#5 got a cell phone for Christmas.
He’s too young for it, we know.
We were maxed out on our family plan when it came time to get one for #4, who was literally the last kid in the sixth grade without one. We had to open a whole new account to accommodate her, and at that point it was easy to add him on.
For the record, we’re talking about basic phones here. Not smart phones. An awful lot of kids in the middle school here got iPhone 4’s for Christmas. Our kids referred to them as spoiled, which made me proud.
Though it is quite possible they were just saying what they knew I wanted to hear in hopes that I would buy them smart phones next time around.
I figured #5’s phone would last three months, tops. Turns out it was #4 who broke her phone first.
Ten days after Christmas; water damage.
She didn’t do it, she swears.
Kids text. They don’t talk on the phone. I wish someone offered a plan that was unlimited texts and like, twenty minutes a month. I would totally come out ahead on that. Which, I suppose, is why no one offers that plan.

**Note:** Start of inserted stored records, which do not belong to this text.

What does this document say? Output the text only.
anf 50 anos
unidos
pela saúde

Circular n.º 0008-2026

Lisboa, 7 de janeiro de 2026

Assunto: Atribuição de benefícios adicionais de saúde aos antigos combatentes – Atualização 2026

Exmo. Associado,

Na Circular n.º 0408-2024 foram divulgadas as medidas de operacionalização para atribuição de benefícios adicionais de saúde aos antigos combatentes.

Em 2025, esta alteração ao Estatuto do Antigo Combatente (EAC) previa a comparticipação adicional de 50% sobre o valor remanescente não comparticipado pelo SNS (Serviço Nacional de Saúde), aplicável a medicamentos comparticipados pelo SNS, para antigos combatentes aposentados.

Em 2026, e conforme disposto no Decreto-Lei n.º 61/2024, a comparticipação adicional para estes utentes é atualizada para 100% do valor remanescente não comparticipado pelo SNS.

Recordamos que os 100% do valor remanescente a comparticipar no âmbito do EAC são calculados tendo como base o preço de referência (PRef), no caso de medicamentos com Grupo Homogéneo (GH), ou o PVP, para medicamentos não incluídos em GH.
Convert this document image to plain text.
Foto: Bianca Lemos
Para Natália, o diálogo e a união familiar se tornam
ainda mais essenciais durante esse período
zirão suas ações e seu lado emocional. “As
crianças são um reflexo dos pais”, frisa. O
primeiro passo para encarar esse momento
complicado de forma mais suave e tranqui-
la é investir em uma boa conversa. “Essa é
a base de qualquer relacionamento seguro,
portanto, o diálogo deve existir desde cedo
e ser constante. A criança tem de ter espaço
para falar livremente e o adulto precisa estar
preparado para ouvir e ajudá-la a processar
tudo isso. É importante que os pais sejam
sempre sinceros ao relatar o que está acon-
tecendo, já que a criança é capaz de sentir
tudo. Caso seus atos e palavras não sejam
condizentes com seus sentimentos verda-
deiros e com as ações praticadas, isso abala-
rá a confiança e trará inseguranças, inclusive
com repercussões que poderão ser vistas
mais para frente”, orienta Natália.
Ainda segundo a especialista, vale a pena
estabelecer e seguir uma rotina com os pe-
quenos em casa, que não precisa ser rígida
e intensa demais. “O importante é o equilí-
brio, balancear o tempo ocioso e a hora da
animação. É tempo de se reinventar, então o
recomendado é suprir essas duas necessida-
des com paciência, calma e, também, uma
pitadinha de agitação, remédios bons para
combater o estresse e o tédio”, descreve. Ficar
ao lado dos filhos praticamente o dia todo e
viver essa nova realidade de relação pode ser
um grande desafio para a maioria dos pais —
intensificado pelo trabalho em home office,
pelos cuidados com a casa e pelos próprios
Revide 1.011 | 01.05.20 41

Most of the texts I get from the girls are either asking for something that will cost me money or complaining about something that will cost me money. They are nearly always misspelled, and not in a fashion that saves them any extra effort.
-Wat is 4dinnner
-Cant we haaav bk instead of stew
-do i haaavd to do choares please say no
-HELP ME. SHE WONT STOP SNORRING.
-I haaaaate her shez such a b-word!!!!!!!!!!!!!!!!!!!!!!!!!!!!!!!!!!
-Cn u leev $$$ for me pleeeez?
-I just want to give you a heads up about tour. I’m going to need two new dresses. And probably shoes as well. (#2 always spells everything correctly)
Though I have to say, during the brief span of time before she broke her phone, #4 did send me a picture of Casey wearing the Gene Simmons wig.
#5, however, is different. He never texts me with complaints about his sisters, requests for money, or to say he didn’t like dinner.
This is the kind of thing I get from #5:
A picture of him being attacked by the vacuum cleaner on a Saturday when we left them with an extensive chore list.
“Everything’s better with Perry” was his signature line. A reference to Phineas and Ferb, the greatest TV show of all time.
So when my friend Walter brought me a gift to give to #5, I texted him.
Me: My friend Walter brought me a gift for you.
#5: sweat! tell him i said thanks
I’m pretty sure he meant “sweet”. He didn’t ask what the gift was until I got home. As if it never occurred to him to pester me via text.
The pestering came later, and it was really directed more at his sisters as he proclaimed with great joy, and even greater volume, the two magical words that named the gift, over and over, all day long:
It is his most cherished possession. Thanks, Walter- it’s sweat!